3.06.2013

"- A menina dança?"

- A menina dança?
Toda a vida receara que se lhe rasgasse o peito de dor.
Crescera num palco de violência nos gestos e nas palavras. Agachada, de cabeça entre os joelhos, Sílvia prometera-se infinitas vezes que jamais seria como a mãe. Jamais faria as suas escolhas, jamais se deixaria iludir por declarações de amor que sobrevinham aos murros da noite anterior.
Na verdade, sempre pensara que o amor era aquilo. Socos num dia, palavras bonitas e pedidos de perdão no outro, mais pontapés e vaias no seguinte. Com as lágrimas de sua mãe regara a sua determinação de nunca se entregar a ninguém mais do que a conta.

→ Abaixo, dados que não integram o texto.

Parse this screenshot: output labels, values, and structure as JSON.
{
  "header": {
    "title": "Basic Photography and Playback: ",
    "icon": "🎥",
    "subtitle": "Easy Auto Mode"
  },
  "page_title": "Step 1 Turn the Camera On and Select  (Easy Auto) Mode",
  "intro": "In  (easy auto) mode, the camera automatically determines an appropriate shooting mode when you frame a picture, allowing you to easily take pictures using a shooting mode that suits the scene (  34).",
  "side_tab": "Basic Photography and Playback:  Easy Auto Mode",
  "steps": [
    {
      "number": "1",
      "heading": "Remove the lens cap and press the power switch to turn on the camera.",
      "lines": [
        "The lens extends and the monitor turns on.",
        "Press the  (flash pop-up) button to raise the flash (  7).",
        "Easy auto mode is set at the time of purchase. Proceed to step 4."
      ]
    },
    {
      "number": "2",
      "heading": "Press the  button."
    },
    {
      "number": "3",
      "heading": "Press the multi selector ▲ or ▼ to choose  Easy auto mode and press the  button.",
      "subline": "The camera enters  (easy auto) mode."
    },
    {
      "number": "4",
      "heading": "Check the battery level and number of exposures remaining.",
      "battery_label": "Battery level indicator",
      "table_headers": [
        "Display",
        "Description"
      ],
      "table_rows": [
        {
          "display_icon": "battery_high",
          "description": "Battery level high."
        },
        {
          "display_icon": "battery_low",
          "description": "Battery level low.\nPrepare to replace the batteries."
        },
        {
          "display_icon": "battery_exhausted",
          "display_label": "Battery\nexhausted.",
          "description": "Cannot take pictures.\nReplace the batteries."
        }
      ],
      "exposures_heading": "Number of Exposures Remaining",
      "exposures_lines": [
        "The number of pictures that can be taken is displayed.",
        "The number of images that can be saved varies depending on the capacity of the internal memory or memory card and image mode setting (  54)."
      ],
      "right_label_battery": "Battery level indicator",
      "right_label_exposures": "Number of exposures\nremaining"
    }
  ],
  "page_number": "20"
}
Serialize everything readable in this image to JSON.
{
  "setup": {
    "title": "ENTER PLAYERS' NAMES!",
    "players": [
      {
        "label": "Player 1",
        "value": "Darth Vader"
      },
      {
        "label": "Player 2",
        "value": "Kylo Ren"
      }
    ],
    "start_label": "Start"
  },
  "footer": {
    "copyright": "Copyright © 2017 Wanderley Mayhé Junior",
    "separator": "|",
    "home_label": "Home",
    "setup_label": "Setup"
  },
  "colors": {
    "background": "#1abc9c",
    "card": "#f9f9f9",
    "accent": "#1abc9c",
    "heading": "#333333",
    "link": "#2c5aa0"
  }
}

Fora essa a razão pela qual, quando, aos dezoito anos, o Jorge da livraria lhe pedira uma dança durante um dos bailaricos da paróquia, emudecera e fugira, deixando-o, com o peso da suprema decepção sobre os ombros, sozinho na pista.
Antes desse dia, Sílvia passava, amiúde, frente à montra da livraria, fingindo-se interessada nas novidades literárias. Sempre que via aquele bonito rapaz sentia um estremecimento perturbador. Se os seus olhares calhavam a cruzar-se, as pernas tremiam-lhe, sentia-se quase desfalecer. A partir de certa altura, apercebendo-se da sua assiduidade, Jorge passou a acenar-lhe sorridente, atitude que a deixava num misto de felicidade e de inquietação. Nessas ocasiões, desejava ser-lhe apresentada, conhecer a sua voz e, quem sabe, ser por ele convidada para o baile quinzenal que as beatas menos radicais da aldeia organizavam. Todavia, sempre que se dispunha a interpelá-lo, as palavras secavam-lhe na garganta, não de vergonha, mas de medo. De que ele pudesse vir a amá-la ao jeito de seu pai e de que ela se deixasse aprisionar pelo coração, como sucedera com a sua mãe.
Aos dezanove anos, Sílvia viera para a cidade servir, como tantas raparigas da sua terra e das aldeias vizinhas. Quarenta anos volvidos, podia afirmar que cumprira a sua determinação de manter, no peito, o coração intacto. Ou talvez assim não fosse, já que o sentia apertar-se dolorosamente quando recordava Jorge e a forma como o deixara suspenso nas notas musicais que invadiam o ar naquela noite quente de 1972.
Sabia agora um pouco mais da vida e sentia que talvez o amor fosse uma coisa diferente.
Fez um telefonema, decidiu-se.
No dia seguinte, retornou à aldeia, à livraria, e, entregando a Jorge as duas mãos e o coração, disse: "- Sim, danço".